University of Rochester, Rochester, New York, USA.
University of Rochester Medical Center, Rochester, New York, USA.
J Endourol. 2024 Aug;38(8):748-754. doi: 10.1089/end.2023.0740. Epub 2024 May 31.
Chemical composition analysis is important in prevention counseling for kidney stone disease. Advances in laser technology have made dusting techniques more prevalent, but this offers no consistent way to collect enough material to send for chemical analysis, leading many to forgo this test. We developed a novel machine learning (ML) model to effectively assess stone composition based on intraoperative endoscopic video data. Two endourologists performed ureteroscopy for kidney stones ≥ 10 mm. Representative videos were recorded intraoperatively. Individual frames were extracted from the videos, and the stone was outlined by human tracing. An ML model, UroSAM, was built and trained to automatically identify kidney stones in the images and predict the majority stone composition as follows: calcium oxalate monohydrate (COM), dihydrate (COD), calcium phosphate (CAP), or uric acid (UA). UroSAM was built on top of the publicly available Segment Anything Model (SAM) and incorporated a U-Net convolutional neural network (CNN). A total of 78 ureteroscopy videos were collected; 50 were used for the model after exclusions (32 COM, 8 COD, 8 CAP, 2 UA). The ML model segmented the images with 94.77% precision. Dice coefficient (0.9135) and Intersection over Union (0.8496) confirmed good segmentation performance of the ML model. A video-wise evaluation demonstrated 60% correct classification of stone composition. Subgroup analysis showed correct classification in 84.4% of COM videos.

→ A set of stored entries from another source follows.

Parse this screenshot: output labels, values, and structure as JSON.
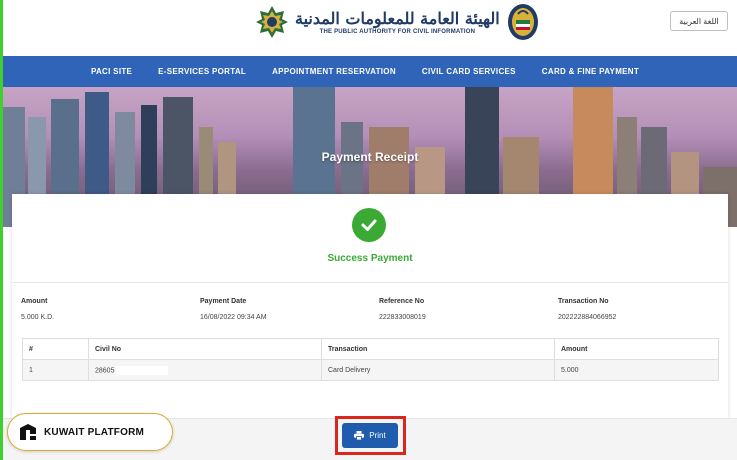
{
  "header": {
    "logo_arabic": "الهيئة العامة للمعلومات المدنية",
    "logo_english": "THE PUBLIC AUTHORITY FOR CIVIL INFORMATION",
    "language_button": "اللغة العربية"
  },
  "nav": {
    "items": [
      "PACI SITE",
      "E-SERVICES PORTAL",
      "APPOINTMENT RESERVATION",
      "CIVIL CARD SERVICES",
      "CARD & FINE PAYMENT"
    ]
  },
  "banner": {
    "title": "Payment Receipt"
  },
  "receipt": {
    "status": "Success Payment",
    "amount_label": "Amount",
    "amount_value": "5.000 K.D.",
    "date_label": "Payment Date",
    "date_value": "16/08/2022 09:34 AM",
    "reference_label": "Reference No",
    "reference_value": "222833008019",
    "transaction_label": "Transaction No",
    "transaction_value": "202222884066952",
    "table": {
      "headers": [
        "#",
        "Civil No",
        "Transaction",
        "Amount"
      ],
      "rows": [
        [
          "1",
          "28605",
          "Card Delivery",
          "5.000"
        ]
      ]
    }
  },
  "print_button": "Print",
  "badge": {
    "text": "KUWAIT PLATFORM"
  },
  "colors": {
    "nav": "#2f64b8",
    "success": "#3aaa35",
    "print": "#1f5cae",
    "highlight": "#d9271e"
  }
}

A adaptive threshold technique was used to mitigate biasing of the model toward COM because of data imbalance; this improved the overall correct classification to 62% while improving the classification of COD, CAP, and UA videos. This study demonstrates the effective development of UroSAM, an ML model that precisely identifies kidney stones from natural endoscopic video data. More high-quality video data will improve the performance of the model in classifying the majority stone composition.
化学成分分析在肾结石疾病的预防咨询中很重要。激光技术的进步使得灰尘技术更为流行,但这种方法无法收集足够的材料进行化学分析,导致许多人放弃了这项测试。我们开发了一种新的机器学习(ML)模型,可以根据术中内窥镜视频数据有效地评估结石成分。两位泌尿科医生对≥10mm 的肾结石进行输尿管镜检查。术中记录有代表性的视频。从视频中提取单个帧,并通过人工追踪勾勒出结石。建立并训练一个名为 UroSAM 的 ML 模型,以自动识别图像中的肾结石并预测主要结石成分如下:一水合草酸钙(COM)、二水合草酸钙(COD)、磷酸钙(CAP)或尿酸(UA)。UroSAM 建立在公共的 Segment Anything Model(SAM)之上,并包含一个 U-Net 卷积神经网络(CNN)。共收集了 78 个输尿管镜检查视频;排除后有 50 个视频用于模型(32 个 COM、8 个 COD、8 个 CAP、2 个 UA)。该 ML 模型对图像的分割精度为 94.77%。Dice 系数(0.9135)和交并比(0.8496)证实了 ML 模型的良好分割性能。视频级评估表明,结石成分的分类准确率为 60%。亚组分析表明,COM 视频的分类准确率为 84.4%。使用自适应阈值技术减轻了模型对 COM 的偏向,因为数据不平衡;这将整体正确分类提高到 62%,同时提高了 COD、CAP 和 UA 视频的分类。这项研究展示了 UroSAM 的有效开发,这是一种从自然内窥镜视频数据中精确识别肾结石的 ML 模型。更多高质量的视频数据将提高模型对主要结石成分的分类性能。